The Security Research Layer

Getting an MCU booting reliably on a bench is prerequisite work, not the research itself. What it enables is sustained, controlled access to hardware for investigation that would be impractical on a vehicle someone needs to drive.

Tesla’s MCU3 secure boot is built around AMD’s Platform Security Processor, which cryptographically verifies each stage of the boot chain. Security researchers at KU Leuven demonstrated in 2023 that this chain can be broken via voltage fault injection against the AMD chip: a precisely timed voltage perturbation during the signature verification step can cause it to pass when it should fail, yielding a root shell on the underlying Linux OS. The attack requires physical access and specialized equipment, but it produces results that would otherwise require exploiting a software vulnerability in a correctly functioning system.

Having hardware on a bench makes these attacks viable in practice. You can iterate on timing parameters across dozens of attempts, attach oscilloscopes to measure the voltage envelope precisely, and try variations without risk. The bench environment is not just more convenient; it changes the research cadence entirely. Systematic vulnerability discovery on automotive platforms requires the kind of iteration that you cannot perform in a car parked in a garage.

Huszár has previously submitted disclosures through Tesla’s bug bounty program. His documented methodology follows a recognizable pattern for responsible automotive security research: establish a reliable bench environment, develop tooling to interact with the software stack, identify a vulnerability, report it, wait for a patch, then publish. That pipeline begins with hardware you can work with freely, and salvage parts provide exactly that.

The Feature Lock Problem

There is a less comfortable dimension to the accessibility of this hardware. The MCU3 in a Highland Model 3 ships with capabilities that Tesla enables and disables remotely: heated rear seats, acceleration upgrades, enhanced Autopilot tiers. The hardware present in the vehicle does not change based on the owner’s subscription tier; only the software permissions do. A researcher who understands the MCU’s software architecture, and specifically how feature entitlements are checked and enforced, is in a position to study whether those locks are robust.

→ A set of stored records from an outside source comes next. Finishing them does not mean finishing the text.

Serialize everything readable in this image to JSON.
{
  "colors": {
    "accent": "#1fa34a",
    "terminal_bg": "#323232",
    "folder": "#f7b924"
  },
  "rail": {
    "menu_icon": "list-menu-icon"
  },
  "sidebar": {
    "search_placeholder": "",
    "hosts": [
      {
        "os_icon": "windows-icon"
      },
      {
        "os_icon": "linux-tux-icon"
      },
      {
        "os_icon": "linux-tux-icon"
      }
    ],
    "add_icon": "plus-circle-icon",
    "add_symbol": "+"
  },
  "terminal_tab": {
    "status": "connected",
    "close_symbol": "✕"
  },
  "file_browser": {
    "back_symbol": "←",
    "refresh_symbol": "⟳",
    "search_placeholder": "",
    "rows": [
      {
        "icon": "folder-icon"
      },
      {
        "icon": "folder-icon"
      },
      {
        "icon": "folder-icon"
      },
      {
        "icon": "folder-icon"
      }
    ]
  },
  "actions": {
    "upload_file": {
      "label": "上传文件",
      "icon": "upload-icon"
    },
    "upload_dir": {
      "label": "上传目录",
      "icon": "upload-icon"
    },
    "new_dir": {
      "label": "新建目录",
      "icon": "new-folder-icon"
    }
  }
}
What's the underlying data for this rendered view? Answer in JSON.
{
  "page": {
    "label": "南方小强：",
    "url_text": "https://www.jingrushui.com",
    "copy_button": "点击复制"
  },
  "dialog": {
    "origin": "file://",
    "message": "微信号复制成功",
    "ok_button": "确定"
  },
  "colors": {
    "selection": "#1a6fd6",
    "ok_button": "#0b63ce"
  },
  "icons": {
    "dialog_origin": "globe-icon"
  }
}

This is the central tension in the car-as-platform model. Tesla built a highly capable, software-defined product on commodity hardware with a mainstream OS. That choice accelerated their development velocity considerably; the skills, tooling, and organizational knowledge required to ship Linux software on AMD hardware are far more available than what a bespoke automotive RTOS would require. The same architecture that made rapid software iteration possible also made the platform more accessible to people whose interests are not aligned with Tesla’s subscription revenue.

The right-to-repair movement has historically focused on diagnostic software access and parts availability. The MCU story suggests the terrain is broader. A car whose infotainment computer can be sourced from a salvage auction, bench-booted with commodity equipment, and studied at the OS level is meaningfully more repairable and auditable than one that requires proprietary tooling at every diagnostic step. That accessibility is not an intended design consequence of Tesla’s platform choices, but it is a real one, and the security research that flows from it has historically made the platform safer for the people who drive it.